Now, in the Holy Year of mercy—even in Baghdad, the archbishop has opened a Holy Door on December 13—he wants to center his preaching particularly around the forgiveness of God in confession.
His duties at the Cathedral include service for the Christian refugees who fled last year from northern Iraq to Baghdad in the face of IS terrorism. They now live in a refugee camp dedicated to the Virgin Mary. The largest group are Syrian Catholic Christians from the city Karakosch, once the greatest Christian city of Iraq. Most have come to Baghdad to get issued their travel documents. Many, in the panic of escape, forgot or lost their documents. None of them will stay in Iraq. Yet there often long delays before they can leave to Canada, Australia or another country of their choice. “We take care of these people. But it is also encouraging for us to see how strong they are. They have lost everything except their faith,” says Father Enrique of his experiences with the refugees. Because people in the refugee camps are afraid to go on the street and also shy away from the fifteen-minute drive to the Cathedral, although relatively short by Baghdad standards, they have recently opened a small chapel in the refugee camp. With the help of “The Church in Need” they could construct a container as a church. “It is very important that there is a church in the camp, though it seems something simple. This gives people a piece of their lost homeland back.”
“They smile, although they have lost everything. They know, despite their suffering, that God loves them. This is a testimony to the whole world.”

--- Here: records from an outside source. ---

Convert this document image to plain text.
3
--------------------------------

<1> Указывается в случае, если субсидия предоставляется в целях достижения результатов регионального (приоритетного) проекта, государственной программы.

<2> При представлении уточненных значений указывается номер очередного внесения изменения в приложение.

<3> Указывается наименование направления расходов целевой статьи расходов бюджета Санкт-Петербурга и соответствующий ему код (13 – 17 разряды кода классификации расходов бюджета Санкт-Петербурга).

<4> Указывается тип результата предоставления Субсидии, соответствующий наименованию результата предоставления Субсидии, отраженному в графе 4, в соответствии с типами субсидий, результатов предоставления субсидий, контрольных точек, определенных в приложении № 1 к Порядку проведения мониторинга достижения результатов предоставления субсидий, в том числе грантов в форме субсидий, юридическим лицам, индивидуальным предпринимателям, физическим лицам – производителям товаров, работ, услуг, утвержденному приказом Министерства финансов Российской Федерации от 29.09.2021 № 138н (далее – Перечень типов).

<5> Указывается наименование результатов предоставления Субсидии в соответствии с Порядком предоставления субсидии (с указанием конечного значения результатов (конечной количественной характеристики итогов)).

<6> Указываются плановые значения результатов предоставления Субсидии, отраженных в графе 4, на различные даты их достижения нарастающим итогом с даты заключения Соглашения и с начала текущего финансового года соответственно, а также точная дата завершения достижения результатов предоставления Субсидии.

Father Enrique looks forward to his first Christmas in Iraq. “I wouldn’t want to celebrate anywhere else,” he says. “Our Lord Jesus Christ was born on a cold night without anyone except Mary, Joseph and the shepherds knowing. Celebrating Christmas in an Islamic country: It’s as if you were again returned to the crib, which stood quietly in Bethlehem without the world around it taking note. Yet from here came the salvation of the world.” In the predominantly Christian West, Father Enrique, Christmas is often reduced to just a few days off work. “It would be nice if the Christians in the West remember that they have brothers and sisters in the Orient, who must celebrate Christmas in adverse circumstances as refugees. May they remember them in prayer. Christians give them here a fine example of perseverance in the faith. They smile, although they have lost everything. They know, despite their suffering, that God loves them. This is a testimony to the whole world. “
Meanwhile, Father Enrique is preparing himself for a long stay in Iraq. “Generally, wherever I am sent, I want to stay until I die. Of course, I have been in many countries. But that is the intent that I have when I arrive in a new place. I want to serve the people there completely, and not already have one eye on my next transfer. And it’s no different this time. I want to die in Iraq.”